4 practical strategies that could help you get a better night's sleep
In addition to adopting healthy sleep habits, a number of other strategies are available to improve your sleep.
The relationship between exercise and better sleep is complicated. Vigorous exercise before bedtime can wake up the body, not put it to sleep. But research shows that regular exercise may lead to better sleep. The key here is regular. The occasional workout may make you physically tired, but that’s unlikely to lead to better sleep. But regular exercise appears to create a gradual improvement in sleep.
In one study it took four months for exercisers to see an improvement in sleep, but the change was remarkable. Exercisers eventually gained at least 45 minutes of extra sleep a night – a much better result than many people get with drug treatments. The lesson: if you have insomnia and you don’t exercise, start.
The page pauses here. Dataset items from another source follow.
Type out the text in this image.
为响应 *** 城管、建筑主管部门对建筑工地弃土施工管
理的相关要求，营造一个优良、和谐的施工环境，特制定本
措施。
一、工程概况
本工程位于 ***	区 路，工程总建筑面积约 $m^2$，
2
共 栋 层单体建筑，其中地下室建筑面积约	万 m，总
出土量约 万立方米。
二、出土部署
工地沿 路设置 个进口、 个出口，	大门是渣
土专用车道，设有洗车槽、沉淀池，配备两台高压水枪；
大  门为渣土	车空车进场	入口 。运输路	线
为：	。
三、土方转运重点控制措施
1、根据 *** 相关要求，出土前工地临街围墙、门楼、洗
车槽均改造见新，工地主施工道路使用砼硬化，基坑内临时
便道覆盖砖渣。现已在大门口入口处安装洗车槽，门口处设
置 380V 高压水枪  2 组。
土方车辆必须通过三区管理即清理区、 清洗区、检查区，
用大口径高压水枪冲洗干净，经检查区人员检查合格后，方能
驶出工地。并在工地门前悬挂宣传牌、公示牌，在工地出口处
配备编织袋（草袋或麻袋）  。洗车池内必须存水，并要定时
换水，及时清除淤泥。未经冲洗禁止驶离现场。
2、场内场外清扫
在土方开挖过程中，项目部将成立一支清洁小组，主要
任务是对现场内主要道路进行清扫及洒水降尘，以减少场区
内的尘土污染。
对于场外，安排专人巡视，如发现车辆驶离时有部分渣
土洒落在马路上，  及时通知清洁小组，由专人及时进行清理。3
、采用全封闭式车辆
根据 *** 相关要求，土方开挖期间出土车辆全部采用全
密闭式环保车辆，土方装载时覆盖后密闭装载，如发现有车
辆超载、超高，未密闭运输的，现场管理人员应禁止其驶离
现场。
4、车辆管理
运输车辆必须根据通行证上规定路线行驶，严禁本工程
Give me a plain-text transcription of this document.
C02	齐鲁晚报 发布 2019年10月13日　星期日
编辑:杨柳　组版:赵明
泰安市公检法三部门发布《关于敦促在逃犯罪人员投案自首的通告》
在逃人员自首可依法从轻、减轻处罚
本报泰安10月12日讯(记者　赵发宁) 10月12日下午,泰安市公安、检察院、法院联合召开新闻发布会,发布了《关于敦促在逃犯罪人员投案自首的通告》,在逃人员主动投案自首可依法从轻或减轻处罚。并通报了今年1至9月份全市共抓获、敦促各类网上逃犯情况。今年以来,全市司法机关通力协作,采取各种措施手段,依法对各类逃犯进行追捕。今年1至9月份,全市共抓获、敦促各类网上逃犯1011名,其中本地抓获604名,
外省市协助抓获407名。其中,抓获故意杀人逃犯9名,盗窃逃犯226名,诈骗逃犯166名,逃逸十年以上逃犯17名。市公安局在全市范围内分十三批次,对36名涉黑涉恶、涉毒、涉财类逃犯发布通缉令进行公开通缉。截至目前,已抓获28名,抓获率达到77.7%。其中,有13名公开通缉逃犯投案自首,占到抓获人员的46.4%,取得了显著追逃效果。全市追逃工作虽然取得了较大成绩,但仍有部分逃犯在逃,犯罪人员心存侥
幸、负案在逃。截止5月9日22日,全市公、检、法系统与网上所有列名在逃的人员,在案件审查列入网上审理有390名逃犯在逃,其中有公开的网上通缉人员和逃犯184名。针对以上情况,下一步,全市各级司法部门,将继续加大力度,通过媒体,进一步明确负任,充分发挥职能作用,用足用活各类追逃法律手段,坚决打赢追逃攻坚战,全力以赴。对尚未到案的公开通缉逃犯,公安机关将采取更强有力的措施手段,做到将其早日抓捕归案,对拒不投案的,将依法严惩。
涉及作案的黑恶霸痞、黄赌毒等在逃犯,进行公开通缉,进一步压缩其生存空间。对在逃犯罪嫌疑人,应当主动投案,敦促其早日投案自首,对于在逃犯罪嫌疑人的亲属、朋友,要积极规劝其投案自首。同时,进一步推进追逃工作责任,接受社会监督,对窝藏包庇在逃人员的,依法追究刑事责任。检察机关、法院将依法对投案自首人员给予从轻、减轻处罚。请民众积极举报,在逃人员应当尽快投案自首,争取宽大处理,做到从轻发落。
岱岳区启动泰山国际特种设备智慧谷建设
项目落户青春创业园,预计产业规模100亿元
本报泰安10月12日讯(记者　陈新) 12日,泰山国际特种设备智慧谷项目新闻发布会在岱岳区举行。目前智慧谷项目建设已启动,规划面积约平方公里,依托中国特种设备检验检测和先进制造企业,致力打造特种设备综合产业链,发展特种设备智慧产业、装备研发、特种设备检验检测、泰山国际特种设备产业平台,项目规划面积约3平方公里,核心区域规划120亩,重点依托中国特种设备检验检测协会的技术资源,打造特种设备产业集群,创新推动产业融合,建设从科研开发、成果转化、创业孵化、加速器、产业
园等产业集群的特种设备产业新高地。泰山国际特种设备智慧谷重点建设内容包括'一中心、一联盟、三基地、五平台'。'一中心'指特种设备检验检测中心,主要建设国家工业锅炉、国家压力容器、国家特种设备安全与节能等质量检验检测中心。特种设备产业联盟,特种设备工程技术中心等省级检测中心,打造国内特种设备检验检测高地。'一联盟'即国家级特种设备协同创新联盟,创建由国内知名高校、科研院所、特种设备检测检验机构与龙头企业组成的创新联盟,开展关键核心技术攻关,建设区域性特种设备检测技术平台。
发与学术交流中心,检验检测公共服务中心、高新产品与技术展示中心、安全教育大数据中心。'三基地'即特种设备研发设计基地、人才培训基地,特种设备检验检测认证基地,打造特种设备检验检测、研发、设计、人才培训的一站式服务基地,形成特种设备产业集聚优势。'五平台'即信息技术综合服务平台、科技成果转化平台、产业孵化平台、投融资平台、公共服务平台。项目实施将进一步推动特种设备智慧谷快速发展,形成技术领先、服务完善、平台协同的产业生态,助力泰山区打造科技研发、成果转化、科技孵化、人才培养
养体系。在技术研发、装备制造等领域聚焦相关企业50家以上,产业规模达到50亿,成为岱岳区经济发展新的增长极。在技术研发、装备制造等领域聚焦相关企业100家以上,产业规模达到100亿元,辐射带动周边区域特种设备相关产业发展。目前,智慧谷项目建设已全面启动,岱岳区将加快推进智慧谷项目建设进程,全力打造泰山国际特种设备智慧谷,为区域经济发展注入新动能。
Melatonin, a hormone, may be worth trying for sleep problems. It’s available in New Zealand on prescription or from a pharmacist who has had special training in its use. In general, melatonin works to relieve jet lag but offers only modest benefits for insomnia.
A 2013 analysis that looked at 19 randomised controlled trials involving 1683 subjects determined that on average, melatonin reduced the amount of time it took to fall asleep by seven minutes when compared with placebos and increased total sleep time by eight minutes.
Sleeping pills can be a useful tool for helping people get better sleep during a difficult time, such as the death of a loved one or a stressful job change. But in general, doctors don’t view sleep medication as a long-term solution. Regular use can result in dependency and weird side effects. In addition to sleepwalking, there have been reports of sleep-driving, sleep-eating and sleep-shopping.
Although the pills can be an essential treatment for people with head injuries and serious sleep issues, most people are better off trying non-drug treatments such as relaxation techniques, cognitive behavioural therapy or exercise.
4. Cognitive behavioural therapy
Several medical organisations have endorsed cognitive behavioural therapy as an insomnia treatment. The American College of Physicians advises its members that this is the first treatment they should offer patients with insomnia. The key element is cognitive restructuring, which challenges you to reframe negative ways of thinking that can become self-fulfilling prophecies. If you’re lying awake thinking about what a basket case you’ll be tomorrow because you’re not asleep, that thought alone will keep you awake.
The therapy, called CBT-I asks you to look at the situation differently, and replace the negative thought with a positive one, such as “I’ll fall asleep eventually” or “I can handle this if it only happens a few nights a week.” You can try an online programme or app or look for a trained CBT-I therapist near you.